El Real Madrid, emperador en Japón
El Madrid obtuvo en Yokohama su segundo Mundial de Clubes, quinto título si se suman las Intercontinentales. Nadie tiene tantas, con cuatro se queda el Milán. Y nadie tiene tantos títulos internacionales: 21 frente a los 20 del Barcelona, 23 frente a 22, si tenemos en cuenta la Copa Latina.
El Madrid, por tanto, actualiza su dominio. Y esa, y no otra, era la función de esta competición que todo el mundo considera extravagante o absurda porque en lugar de aborígenes ibéricos la juegan mexicanos o japoneses, como si estos no fueran hijos de Dios. En el 2000, el Madrid jugó un Mundialito y acabó cuarto detrás del Necax). Otra posibilidad era salir al espacio exterior a buscar rivales de «tronío».

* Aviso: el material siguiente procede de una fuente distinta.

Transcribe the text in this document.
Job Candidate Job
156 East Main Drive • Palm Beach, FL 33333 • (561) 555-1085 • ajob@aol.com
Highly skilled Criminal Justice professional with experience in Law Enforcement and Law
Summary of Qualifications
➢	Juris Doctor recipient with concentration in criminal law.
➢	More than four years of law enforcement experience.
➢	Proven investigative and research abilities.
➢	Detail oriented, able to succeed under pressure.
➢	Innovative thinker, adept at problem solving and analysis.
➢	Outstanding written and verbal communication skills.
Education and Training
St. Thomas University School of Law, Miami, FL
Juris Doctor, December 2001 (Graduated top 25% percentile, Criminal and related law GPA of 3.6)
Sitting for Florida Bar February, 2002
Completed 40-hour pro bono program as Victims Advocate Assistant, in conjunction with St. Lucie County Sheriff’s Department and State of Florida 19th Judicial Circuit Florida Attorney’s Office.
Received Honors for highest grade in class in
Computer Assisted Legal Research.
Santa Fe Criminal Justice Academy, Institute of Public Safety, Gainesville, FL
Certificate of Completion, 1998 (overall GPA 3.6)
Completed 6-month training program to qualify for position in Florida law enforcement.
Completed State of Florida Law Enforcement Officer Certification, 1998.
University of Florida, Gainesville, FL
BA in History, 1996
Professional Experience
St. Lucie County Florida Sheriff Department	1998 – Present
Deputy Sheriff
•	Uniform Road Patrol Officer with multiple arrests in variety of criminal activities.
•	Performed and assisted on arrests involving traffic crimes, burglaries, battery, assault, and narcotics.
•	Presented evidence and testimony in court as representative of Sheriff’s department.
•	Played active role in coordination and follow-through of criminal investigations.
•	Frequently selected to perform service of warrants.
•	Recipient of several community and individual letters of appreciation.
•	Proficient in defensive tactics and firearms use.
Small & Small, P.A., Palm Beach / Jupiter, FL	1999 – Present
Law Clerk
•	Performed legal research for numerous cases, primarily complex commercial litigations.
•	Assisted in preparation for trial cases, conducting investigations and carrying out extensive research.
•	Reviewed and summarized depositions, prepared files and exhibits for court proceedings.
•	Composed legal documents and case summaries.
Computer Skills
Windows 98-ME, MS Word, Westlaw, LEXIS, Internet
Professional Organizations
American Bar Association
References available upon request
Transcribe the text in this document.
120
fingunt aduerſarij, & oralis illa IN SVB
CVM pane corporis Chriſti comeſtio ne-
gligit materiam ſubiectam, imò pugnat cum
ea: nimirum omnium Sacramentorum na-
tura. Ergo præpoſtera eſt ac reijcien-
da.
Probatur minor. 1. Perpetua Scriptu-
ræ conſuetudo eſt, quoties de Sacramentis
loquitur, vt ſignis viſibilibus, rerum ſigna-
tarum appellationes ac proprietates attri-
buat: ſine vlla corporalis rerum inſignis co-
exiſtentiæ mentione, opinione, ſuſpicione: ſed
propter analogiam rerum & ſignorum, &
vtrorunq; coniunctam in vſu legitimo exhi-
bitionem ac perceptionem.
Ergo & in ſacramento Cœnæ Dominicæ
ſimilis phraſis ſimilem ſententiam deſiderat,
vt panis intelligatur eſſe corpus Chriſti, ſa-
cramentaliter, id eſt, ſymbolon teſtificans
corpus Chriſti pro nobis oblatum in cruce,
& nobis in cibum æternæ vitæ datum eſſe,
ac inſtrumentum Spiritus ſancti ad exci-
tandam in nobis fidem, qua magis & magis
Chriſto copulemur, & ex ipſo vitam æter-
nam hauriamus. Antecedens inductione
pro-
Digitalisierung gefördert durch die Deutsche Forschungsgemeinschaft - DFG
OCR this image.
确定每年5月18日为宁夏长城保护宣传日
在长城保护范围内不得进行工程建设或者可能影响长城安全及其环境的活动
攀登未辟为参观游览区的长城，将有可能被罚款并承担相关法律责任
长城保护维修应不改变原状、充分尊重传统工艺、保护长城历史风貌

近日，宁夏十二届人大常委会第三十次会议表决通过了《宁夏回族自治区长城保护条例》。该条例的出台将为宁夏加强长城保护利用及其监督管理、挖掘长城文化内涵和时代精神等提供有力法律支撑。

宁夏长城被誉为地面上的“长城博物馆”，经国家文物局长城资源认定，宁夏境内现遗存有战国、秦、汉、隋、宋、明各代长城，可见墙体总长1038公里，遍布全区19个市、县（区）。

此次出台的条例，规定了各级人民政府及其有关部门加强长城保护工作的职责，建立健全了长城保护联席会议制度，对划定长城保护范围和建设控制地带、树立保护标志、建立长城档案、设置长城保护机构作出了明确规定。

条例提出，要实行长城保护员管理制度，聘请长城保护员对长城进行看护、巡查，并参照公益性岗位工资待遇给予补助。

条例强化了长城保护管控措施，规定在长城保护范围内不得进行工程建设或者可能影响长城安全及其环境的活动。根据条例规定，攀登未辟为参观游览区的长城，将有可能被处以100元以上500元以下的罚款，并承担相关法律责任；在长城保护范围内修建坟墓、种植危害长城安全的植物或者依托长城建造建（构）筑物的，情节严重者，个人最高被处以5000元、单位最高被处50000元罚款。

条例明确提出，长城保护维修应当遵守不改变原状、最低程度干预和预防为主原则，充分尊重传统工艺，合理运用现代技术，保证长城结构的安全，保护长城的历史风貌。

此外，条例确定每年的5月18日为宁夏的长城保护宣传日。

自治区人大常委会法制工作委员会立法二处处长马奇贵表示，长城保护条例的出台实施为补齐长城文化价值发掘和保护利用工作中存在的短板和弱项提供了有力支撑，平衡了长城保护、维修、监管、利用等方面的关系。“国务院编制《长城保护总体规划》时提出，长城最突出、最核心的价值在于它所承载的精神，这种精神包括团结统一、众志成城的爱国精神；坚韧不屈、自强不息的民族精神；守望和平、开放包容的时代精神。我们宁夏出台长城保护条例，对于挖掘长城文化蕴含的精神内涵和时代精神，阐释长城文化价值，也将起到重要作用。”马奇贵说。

Zidane prolonga su racha de imbatibilidad a 37 partidos y
supera otra marca madridista: el inicio de temporada de 26 partidos sin perder de Capello en la 96/97. Un entrenador criticadísimo mientras lograba esa proeza. Con estos números, ¿qué clase de periodista o ser humano sería yo si criticase el juego del Madrid?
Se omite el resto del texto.